Lasser is concerned that factors such as issues of power abuse and the precarity of PhD contracts that are shorter than three years could make Germany less attractive to top students. “I’ve seen PhD students turn down offers because they figured out the job was in a toxic environment,” says Lasser.

‘I am Hanna’

Perennial discontent about short-term contracts was exacerbated by a video released by the Federal Ministry of Education and Research in 2020. It featured a fictional character called Hanna who defends Germany’s 12-year limit on the time an early-career researcher can be employed on short-term contracts, which includes 6 years pre-PhD and 6 years post-PhD, as a way to encourage universities to offer more tenured positions. But without the addition of such positions, the system results in the subsequent loss of highly qualified academics. In response, Amrei Bahr, a junior professor in the philosophy of technology, who is on a contract at the University of Stuttgart, Germany, and her colleagues launched #IchbinHanna (#IamHanna) on Twitter, now called X, which led to thousands of scholars tweeting their stories about the precarity of short-term contracts.

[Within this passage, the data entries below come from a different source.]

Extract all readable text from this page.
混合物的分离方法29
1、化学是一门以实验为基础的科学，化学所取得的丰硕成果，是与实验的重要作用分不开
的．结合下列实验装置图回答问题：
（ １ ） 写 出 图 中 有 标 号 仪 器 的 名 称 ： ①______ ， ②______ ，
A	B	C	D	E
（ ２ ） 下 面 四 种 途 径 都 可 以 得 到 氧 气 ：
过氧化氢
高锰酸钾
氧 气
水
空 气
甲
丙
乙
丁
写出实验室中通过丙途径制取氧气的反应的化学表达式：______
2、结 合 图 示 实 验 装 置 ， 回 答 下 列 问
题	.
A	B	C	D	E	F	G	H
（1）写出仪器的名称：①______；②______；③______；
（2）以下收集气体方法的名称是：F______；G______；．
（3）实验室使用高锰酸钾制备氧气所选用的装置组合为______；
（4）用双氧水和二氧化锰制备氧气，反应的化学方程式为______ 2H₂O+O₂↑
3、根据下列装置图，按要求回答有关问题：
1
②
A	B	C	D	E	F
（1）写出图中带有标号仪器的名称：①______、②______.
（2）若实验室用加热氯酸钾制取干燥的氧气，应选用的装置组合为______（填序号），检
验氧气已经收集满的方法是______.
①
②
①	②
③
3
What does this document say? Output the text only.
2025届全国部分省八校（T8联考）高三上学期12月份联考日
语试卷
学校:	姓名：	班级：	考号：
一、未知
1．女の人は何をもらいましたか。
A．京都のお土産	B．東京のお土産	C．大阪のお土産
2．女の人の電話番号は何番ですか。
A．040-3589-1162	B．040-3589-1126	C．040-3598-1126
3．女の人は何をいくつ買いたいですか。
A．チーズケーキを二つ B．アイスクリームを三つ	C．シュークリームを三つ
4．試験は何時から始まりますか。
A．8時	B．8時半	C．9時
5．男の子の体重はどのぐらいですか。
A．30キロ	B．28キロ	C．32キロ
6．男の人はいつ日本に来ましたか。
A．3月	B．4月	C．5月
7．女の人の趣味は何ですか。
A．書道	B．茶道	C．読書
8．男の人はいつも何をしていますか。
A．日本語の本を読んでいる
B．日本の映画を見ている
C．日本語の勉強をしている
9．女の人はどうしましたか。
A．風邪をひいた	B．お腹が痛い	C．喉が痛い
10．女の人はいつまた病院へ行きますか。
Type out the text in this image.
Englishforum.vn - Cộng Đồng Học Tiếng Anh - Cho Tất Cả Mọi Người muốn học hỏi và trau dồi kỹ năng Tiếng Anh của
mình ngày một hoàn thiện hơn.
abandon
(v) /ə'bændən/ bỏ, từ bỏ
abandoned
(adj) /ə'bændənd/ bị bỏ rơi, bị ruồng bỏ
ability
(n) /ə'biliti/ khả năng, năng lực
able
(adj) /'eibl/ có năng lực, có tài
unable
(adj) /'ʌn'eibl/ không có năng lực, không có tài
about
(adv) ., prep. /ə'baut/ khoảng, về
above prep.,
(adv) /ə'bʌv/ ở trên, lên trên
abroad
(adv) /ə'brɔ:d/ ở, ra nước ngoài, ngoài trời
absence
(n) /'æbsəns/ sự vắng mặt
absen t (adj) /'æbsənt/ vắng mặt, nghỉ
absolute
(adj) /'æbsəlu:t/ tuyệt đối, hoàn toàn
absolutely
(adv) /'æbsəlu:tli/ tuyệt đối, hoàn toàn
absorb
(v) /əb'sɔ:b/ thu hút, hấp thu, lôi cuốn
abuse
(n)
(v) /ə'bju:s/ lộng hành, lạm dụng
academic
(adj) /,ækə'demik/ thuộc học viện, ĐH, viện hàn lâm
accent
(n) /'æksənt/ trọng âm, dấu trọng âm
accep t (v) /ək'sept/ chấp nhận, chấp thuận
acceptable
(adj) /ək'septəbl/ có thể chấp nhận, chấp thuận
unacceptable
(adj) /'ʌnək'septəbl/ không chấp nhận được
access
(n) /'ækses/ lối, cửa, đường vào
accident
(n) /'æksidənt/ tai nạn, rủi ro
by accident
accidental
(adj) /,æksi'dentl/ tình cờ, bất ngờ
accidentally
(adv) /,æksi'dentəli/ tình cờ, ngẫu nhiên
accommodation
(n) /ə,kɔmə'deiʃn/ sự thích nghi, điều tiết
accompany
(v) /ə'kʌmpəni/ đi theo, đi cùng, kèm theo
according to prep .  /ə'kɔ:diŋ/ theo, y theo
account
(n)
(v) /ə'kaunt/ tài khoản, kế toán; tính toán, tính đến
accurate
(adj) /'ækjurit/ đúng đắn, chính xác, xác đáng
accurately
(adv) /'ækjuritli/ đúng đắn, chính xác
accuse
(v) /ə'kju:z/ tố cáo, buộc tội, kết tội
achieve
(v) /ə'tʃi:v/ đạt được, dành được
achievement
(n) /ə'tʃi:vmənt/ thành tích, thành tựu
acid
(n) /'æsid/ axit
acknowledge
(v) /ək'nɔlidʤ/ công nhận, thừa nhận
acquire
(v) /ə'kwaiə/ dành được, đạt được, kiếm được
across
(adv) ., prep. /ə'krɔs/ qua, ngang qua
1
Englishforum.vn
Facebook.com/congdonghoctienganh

“We really need to take a look at how the system enables abuse — it does so by those fixed-term contracts,” which can make researchers accept toxic working conditions, says Bahr. “If you are a funding king, you can do almost anything,” she says. Kübler agrees. The universities would suffer without the external funding brought in by these senior researchers, she says.

Amrei Bahr stands in front of the glass windows of a building

Amrei Bahr advocates for changes that would put junior researchers at less risk of bullying.